The QO view of time accounts for the arrow of time. We experience time only in the forward dimension, despite the equations of physics having no preference for time running forward or backward. The mere fact that the arrow of time is not successfully accounted for by mainstream science should make us suspicious of its view of time.
The quantum universe
If the universe started with a single quantum system, and has since developed solely by means of quantum mechanical processes, it follows that everything that exists is composed solely of quantum systems.
The laws of nature
The initial state consists not only of the things, but also of all the laws of nature that that existed initially. After all, for the universe to develop from the initial state, the rules that governed how it could develop would have had to be in operation too. Just like the initial things, the initial natural law would have to have been extremely simple for it to be even remotely credible that it, too, arose out of absolute nothingness.
According to QO, natural law arises from the same quantum processes which produce things. Natural law is the uniformity of behavior which results from the universe containing the same information only once. For example, the observation that all electrons behave in exactly the same way is the result of the universe containing the information as to how electrons behave only once, and applying this information to each and every actual electron. This may sound weird, but the idea that a quantum system - a combination of interacting quanta – contains the same information only once is fundamental to Quantum Mechanics, which we discuss in the QO interpretation.
In the phrase “natural law arises” we really mean that. According to QO, new natural law is continually being produced, in a process of 'nomic evolution'. Nomic evolution is enabled by Quantum mechanical processes.
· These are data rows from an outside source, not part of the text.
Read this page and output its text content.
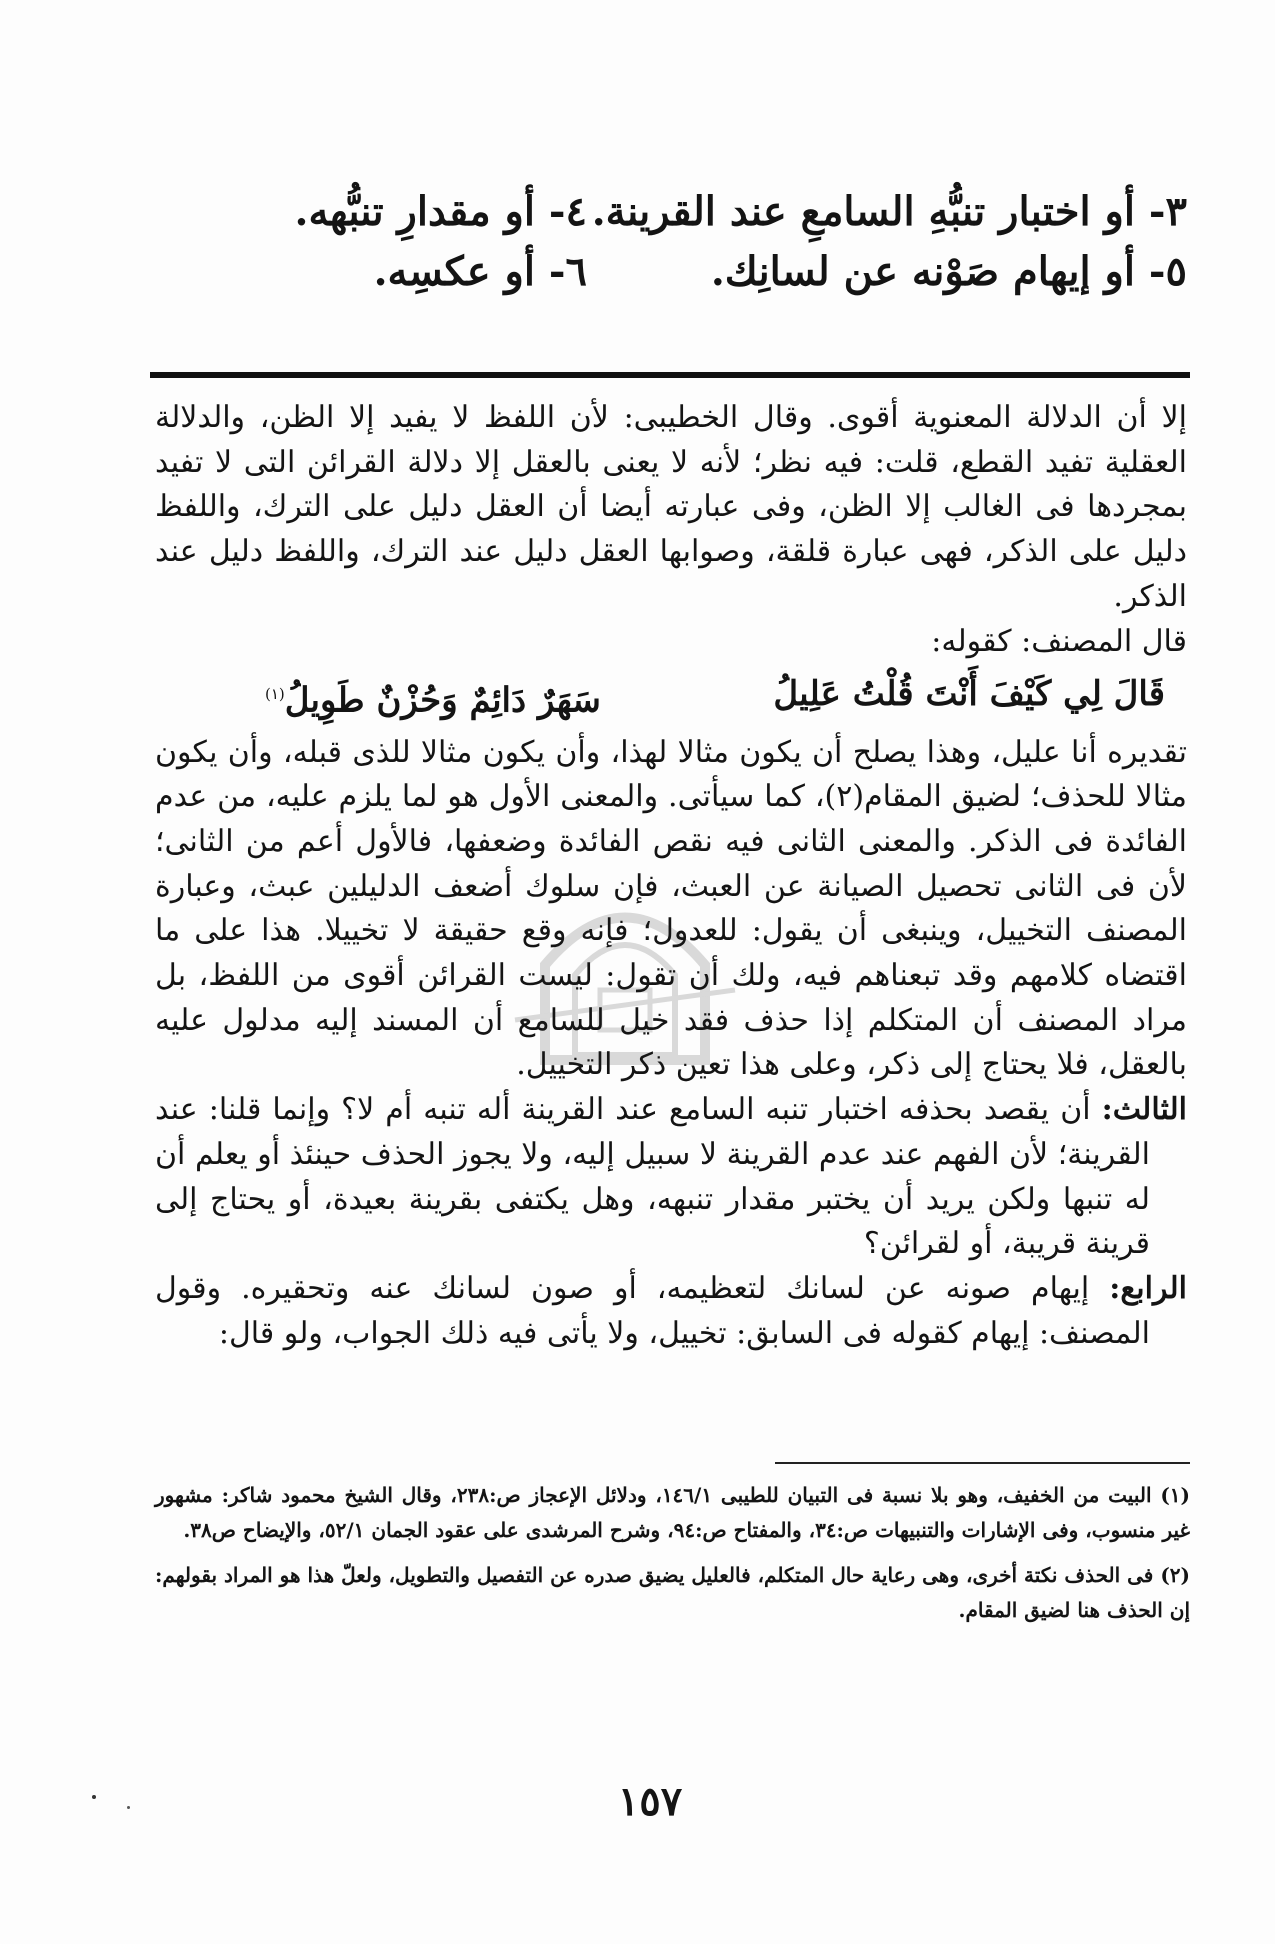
٣- أو اختبار تنبُّهِ السامعِ عند القرينة.
٤- أو مقدارِ تنبُّهه.
٥- أو إيهام صَوْنه عن لسانِك.
٦- أو عكسِه.

إلا أن الدلالة المعنوية أقوى. وقال الخطيبى: لأن اللفظ لا يفيد إلا الظن، والدلالة العقلية تفيد القطع، قلت: فيه نظر؛ لأنه لا يعنى بالعقل إلا دلالة القرائن التى لا تفيد بمجردها فى الغالب إلا الظن، وفى عبارته أيضا أن العقل دليل على الترك، واللفظ دليل على الذكر، فهى عبارة قلقة، وصوابها العقل دليل عند الترك، واللفظ دليل عند الذكر.

قال المصنف: كقوله:

قَالَ لِي كَيْفَ أَنْتَ قُلْتُ عَلِيلُ
سَهَرٌ دَائِمٌ وَحُزْنٌ طَوِيلُ$^{(١)}$

تقديره أنا عليل، وهذا يصلح أن يكون مثالا لهذا، وأن يكون مثالا للذى قبله، وأن يكون مثالا للحذف؛ لضيق المقام(٢)، كما سيأتى. والمعنى الأول هو لما يلزم عليه، من عدم الفائدة فى الذكر. والمعنى الثانى فيه نقص الفائدة وضعفها، فالأول أعم من الثانى؛ لأن فى الثانى تحصيل الصيانة عن العبث، فإن سلوك أضعف الدليلين عبث، وعبارة المصنف التخييل، وينبغى أن يقول: للعدول؛ فإنه وقع حقيقة لا تخييلا. هذا على ما اقتضاه كلامهم وقد تبعناهم فيه، ولك أن تقول: ليست القرائن أقوى من اللفظ، بل مراد المصنف أن المتكلم إذا حذف فقد خيل للسامع أن المسند إليه مدلول عليه بالعقل، فلا يحتاج إلى ذكر، وعلى هذا تعين ذكر التخييل.

الثالث: أن يقصد بحذفه اختبار تنبه السامع عند القرينة أله تنبه أم لا؟ وإنما قلنا: عند القرينة؛ لأن الفهم عند عدم القرينة لا سبيل إليه، ولا يجوز الحذف حينئذ أو يعلم أن له تنبها ولكن يريد أن يختبر مقدار تنبهه، وهل يكتفى بقرينة بعيدة، أو يحتاج إلى قرينة قريبة، أو لقرائن؟

الرابع: إيهام صونه عن لسانك لتعظيمه، أو صون لسانك عنه وتحقيره. وقول المصنف: إيهام كقوله فى السابق: تخييل، ولا يأتى فيه ذلك الجواب، ولو قال:

(١) البيت من الخفيف، وهو بلا نسبة فى التبيان للطيبى ١٤٦/١، ودلائل الإعجاز ص:٢٣٨، وقال الشيخ محمود شاكر: مشهور غير منسوب، وفى الإشارات والتنبيهات ص:٣٤، والمفتاح ص:٩٤، وشرح المرشدى على عقود الجمان ٥٢/١، والإيضاح ص٣٨.

(٢) فى الحذف نكتة أخرى، وهى رعاية حال المتكلم، فالعليل يضيق صدره عن التفصيل والتطويل، ولعلّ هذا هو المراد بقولهم: إن الحذف هنا لضيق المقام.

١٥٧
The QO concept of natural law applies to much more than science. It also applies to all mathematics and philosophy. For any word or concept to be sound, in the sense that it can be used in a logical argument without fear of producing contradictions, it too must be contained in the universe only once.
The Occam method
Up till now, we have used the term ‘credibility’ as though it was self-evident what it means and how it should be applied. In practice, this concept is very subjective. Most people are so biased towards explanations which they are accustomed to perceiving as being ‘normal’ that the term is useless. For example, religious people are inclined to find the statement “God exists” to be totally credible, whereas atheists find it incredible. In order to enable discussion, we have defined a heuristic in which the credibility of an explanation for phenomena can be assessed in a more or less objective manner. This heuristic is discussed in the Occam Method. It gives rise to a score on a linear scale, in which the least credible explanations have the highest scores. Within this site, those scores are written as a four digit number, in which the the position of a digit indicates the profundity and its value the complexity of that level of profundity.